Thirdly, we are strengthening corporate and taxation law, giving ASIC more muscle by increasing the penalties against companies that wrong their employees and wrong their creditors. The Corporations Amendment (Phoenixing and Other Measures) Bill is a component of this. Again, in addition to this bill, the Corporations Amendment (Similar Names) Bill will be brought before the House in the near future. Currently out for consultation, the similar names bill will aim to further crack down on practices whereby company directors establish a phoenix company using a similar name to the initial failed company. The bill will fairly and justly impose personal liability upon those directors for the creditor debts of the failed company.

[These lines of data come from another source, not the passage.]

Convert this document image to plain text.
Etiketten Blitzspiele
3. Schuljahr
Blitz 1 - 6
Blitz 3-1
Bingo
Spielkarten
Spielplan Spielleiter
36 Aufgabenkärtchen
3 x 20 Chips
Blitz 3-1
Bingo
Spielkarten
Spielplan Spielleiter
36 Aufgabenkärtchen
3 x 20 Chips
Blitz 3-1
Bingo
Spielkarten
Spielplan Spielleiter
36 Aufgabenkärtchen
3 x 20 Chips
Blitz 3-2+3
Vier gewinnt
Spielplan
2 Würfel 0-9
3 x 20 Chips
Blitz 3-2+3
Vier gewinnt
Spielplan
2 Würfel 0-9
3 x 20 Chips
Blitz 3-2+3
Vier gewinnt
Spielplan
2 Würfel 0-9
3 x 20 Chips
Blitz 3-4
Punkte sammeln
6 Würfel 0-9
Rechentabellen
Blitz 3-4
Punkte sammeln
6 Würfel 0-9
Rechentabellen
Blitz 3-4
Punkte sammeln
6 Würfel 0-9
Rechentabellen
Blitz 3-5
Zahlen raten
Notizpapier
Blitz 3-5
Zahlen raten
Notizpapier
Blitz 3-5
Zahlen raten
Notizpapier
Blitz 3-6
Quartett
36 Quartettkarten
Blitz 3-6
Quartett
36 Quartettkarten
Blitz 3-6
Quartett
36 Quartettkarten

Certainly, under that similar names bill and those penalties for directors, there is nothing wrong with establishing a new business after a business has failed. We understand that. It is fine to have a second chance, as long as creditors and employees have been treated fairly, debts have been dealt with and directors have acted in a responsible fashion. Outlaw directors should be held liable for their exploitative behaviour. Unfortunately, in some cases, there does seem to be very deliberate actions with no intent to ever pay the workers or the creditors.

The suite of bills and action that this government is taking will ensure that directors cannot continue to sink deeper and deeper into debt through phoenixing practice and shirk their obligations. I thank again the Parliamentary Secretary to the Treasurer, the Treasurer and the Assistant Treasurer for their work on this bill and know it will be of immense benefit to working people in my electorate and those small creditors often existing week-by-week around the country. It is legislation that only a Labor government would deliver. Sadly, it was not in place during the GFC when we saw so much burden placed on people, when they chose those sorts of options to get out of debt—options that saw people suffer—rather than take responsible action. It is legislation that is very much needed and, unfortunately, we have had to deliver and we will deliver. It is ultimately about a fair go for working Australians. I commend this bill to the House.